В свободное от нарядов время Павличенко уходил в тайгу, прихватив «винчестер» — так называл он свой карабин — и связку петель. Домой Мишка возвращался почти всегда с добычей. Иногда приносил козу, иногда — кабаргу. Приходилось ему убивать и волков, и лис, и росомах. Нельзя сказать, чтобы случалось это часто, но у бойцов все же не было оснований обижаться на него. Так или иначе, а носили они рукавицы-мохнашки из волчьих шкур, добытых Мишкой. И все-таки козы, волки, кабарги не были главной статьей его промысла. Больше всего ему везло на зайцев. Тут он был просто счастливцем: зайцы липли к нему, словно мухи к липучке. Можно было подумать, что Павличенко владел каким-то особенным секретом их добычи или настолько изучил заячью психологию, что знал, где они ночуют, где будут петлять их следы сегодня, завтра, через неделю. Зайцев он не стрелял: жалел на такую мелочь заряда. Он ловил их обыкновенными проволочными петлями — удавками.

Пограничники, завидя Павличенко с трофеями, подтрунивали:

— Опять куцую дохлятину приволок?

— А что, поросятинки захотели? — огрызался Павличенко. — Теперь зайцы вкусные. Не смотрите, что худые. Сейчас у них время любви. А любовь, знаете, штука особенная. Поглядите вон на Дудкина. Он как наестся зайчатины, так начинает собираться на моисеевский выселок — линию ремонтировать. Съездит к Зойке, потокует, как глухарь, за сараем, чтоб старик не видел, и обратно.

Слезкин, слыша это, мрачнел, лез в карман за махоркой.

Нередко Павличенко возвращался из лесу с рваными штанами. При этом он говорил пискляво:

— Понимаете, как все получается?

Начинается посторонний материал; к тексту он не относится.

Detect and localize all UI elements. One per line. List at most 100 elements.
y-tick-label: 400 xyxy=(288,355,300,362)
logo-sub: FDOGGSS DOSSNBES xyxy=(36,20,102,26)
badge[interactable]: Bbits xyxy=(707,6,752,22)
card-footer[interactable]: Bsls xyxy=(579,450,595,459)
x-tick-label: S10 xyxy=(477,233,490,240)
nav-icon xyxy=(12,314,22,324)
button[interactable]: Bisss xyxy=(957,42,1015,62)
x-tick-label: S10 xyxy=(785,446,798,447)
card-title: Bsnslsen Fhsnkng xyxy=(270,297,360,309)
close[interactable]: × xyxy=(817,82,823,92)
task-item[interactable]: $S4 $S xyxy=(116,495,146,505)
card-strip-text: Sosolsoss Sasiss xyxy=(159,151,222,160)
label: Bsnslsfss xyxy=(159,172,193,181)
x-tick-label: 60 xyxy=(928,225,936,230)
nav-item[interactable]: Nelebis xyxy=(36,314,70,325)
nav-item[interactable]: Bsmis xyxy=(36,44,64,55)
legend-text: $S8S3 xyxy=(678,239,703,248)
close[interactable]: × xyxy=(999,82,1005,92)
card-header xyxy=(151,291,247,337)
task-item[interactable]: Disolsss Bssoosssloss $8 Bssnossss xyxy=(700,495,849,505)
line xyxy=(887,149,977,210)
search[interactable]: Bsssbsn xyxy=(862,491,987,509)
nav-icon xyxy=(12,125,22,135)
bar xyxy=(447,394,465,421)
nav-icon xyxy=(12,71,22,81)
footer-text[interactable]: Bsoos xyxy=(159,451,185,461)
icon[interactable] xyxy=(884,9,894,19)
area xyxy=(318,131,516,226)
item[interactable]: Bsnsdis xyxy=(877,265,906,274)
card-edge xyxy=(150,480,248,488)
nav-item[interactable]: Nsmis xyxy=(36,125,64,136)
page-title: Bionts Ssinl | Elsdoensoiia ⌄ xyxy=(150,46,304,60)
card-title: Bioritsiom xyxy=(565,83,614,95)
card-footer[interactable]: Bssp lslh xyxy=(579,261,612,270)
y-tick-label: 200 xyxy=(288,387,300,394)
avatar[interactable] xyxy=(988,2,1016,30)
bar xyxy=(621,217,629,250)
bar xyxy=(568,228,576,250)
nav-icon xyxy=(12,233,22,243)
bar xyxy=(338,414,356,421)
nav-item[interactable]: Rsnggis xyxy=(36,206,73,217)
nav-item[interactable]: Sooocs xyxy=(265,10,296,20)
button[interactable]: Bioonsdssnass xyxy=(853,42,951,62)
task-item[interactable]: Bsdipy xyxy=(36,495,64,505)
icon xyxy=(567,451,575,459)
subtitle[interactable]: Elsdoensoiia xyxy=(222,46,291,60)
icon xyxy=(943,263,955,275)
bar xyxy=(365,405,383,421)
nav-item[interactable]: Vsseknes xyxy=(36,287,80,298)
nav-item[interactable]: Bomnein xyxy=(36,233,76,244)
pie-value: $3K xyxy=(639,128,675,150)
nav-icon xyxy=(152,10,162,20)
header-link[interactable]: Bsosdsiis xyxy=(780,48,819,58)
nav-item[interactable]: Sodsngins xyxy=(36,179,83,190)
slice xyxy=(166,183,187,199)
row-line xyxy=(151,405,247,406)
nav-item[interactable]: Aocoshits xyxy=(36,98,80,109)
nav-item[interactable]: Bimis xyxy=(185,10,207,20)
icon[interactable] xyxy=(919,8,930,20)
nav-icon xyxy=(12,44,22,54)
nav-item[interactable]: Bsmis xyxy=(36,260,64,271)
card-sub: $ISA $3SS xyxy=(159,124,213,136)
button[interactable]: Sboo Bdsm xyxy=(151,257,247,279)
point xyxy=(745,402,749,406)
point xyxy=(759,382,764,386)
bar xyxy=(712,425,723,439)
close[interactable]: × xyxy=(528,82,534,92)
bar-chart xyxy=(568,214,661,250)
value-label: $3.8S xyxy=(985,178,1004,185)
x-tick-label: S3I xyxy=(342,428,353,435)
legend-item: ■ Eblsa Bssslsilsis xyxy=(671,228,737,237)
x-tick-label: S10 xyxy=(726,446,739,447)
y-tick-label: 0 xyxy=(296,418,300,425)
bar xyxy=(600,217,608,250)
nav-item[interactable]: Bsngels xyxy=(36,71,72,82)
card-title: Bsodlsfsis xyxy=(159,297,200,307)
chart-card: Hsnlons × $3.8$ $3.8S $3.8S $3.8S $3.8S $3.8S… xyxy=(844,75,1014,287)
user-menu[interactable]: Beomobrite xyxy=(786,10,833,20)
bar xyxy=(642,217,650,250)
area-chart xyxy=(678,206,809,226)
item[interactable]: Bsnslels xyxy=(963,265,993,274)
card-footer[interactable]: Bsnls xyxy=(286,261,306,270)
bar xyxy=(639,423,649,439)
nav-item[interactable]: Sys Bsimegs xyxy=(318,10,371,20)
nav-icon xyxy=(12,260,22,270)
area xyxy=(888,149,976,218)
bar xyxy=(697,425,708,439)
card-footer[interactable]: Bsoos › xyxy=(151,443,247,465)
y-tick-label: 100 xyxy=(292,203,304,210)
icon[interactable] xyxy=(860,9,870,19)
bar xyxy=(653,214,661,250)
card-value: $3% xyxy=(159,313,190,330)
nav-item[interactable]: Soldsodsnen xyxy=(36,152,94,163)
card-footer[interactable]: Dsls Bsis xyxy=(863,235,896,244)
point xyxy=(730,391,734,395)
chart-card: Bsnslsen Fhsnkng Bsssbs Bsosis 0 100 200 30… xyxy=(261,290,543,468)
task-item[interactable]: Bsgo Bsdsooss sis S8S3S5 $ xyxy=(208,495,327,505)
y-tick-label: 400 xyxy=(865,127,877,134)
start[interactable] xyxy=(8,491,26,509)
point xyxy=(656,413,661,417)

Возьмешь его стервеца, за уши, а он брыкается, так и норовит, так и норовит когтями за коленки зацепиться.

— Понимаем, понимаем! — соглашались бойцы, посмеиваясь. — Попроси старшину, чтобы он тебе кожаные штаны сшил, такие, как у Робинзона. Помнишь?

Но бывали и на Мишкиной улице праздники. В такие дни он ходил гоголем. Прохаживаясь по столовой, снисходительно приговаривал:

— Так, так! Значит, уплетаете, черти лопоухие? Ну-ну, уплетайте на здоровье!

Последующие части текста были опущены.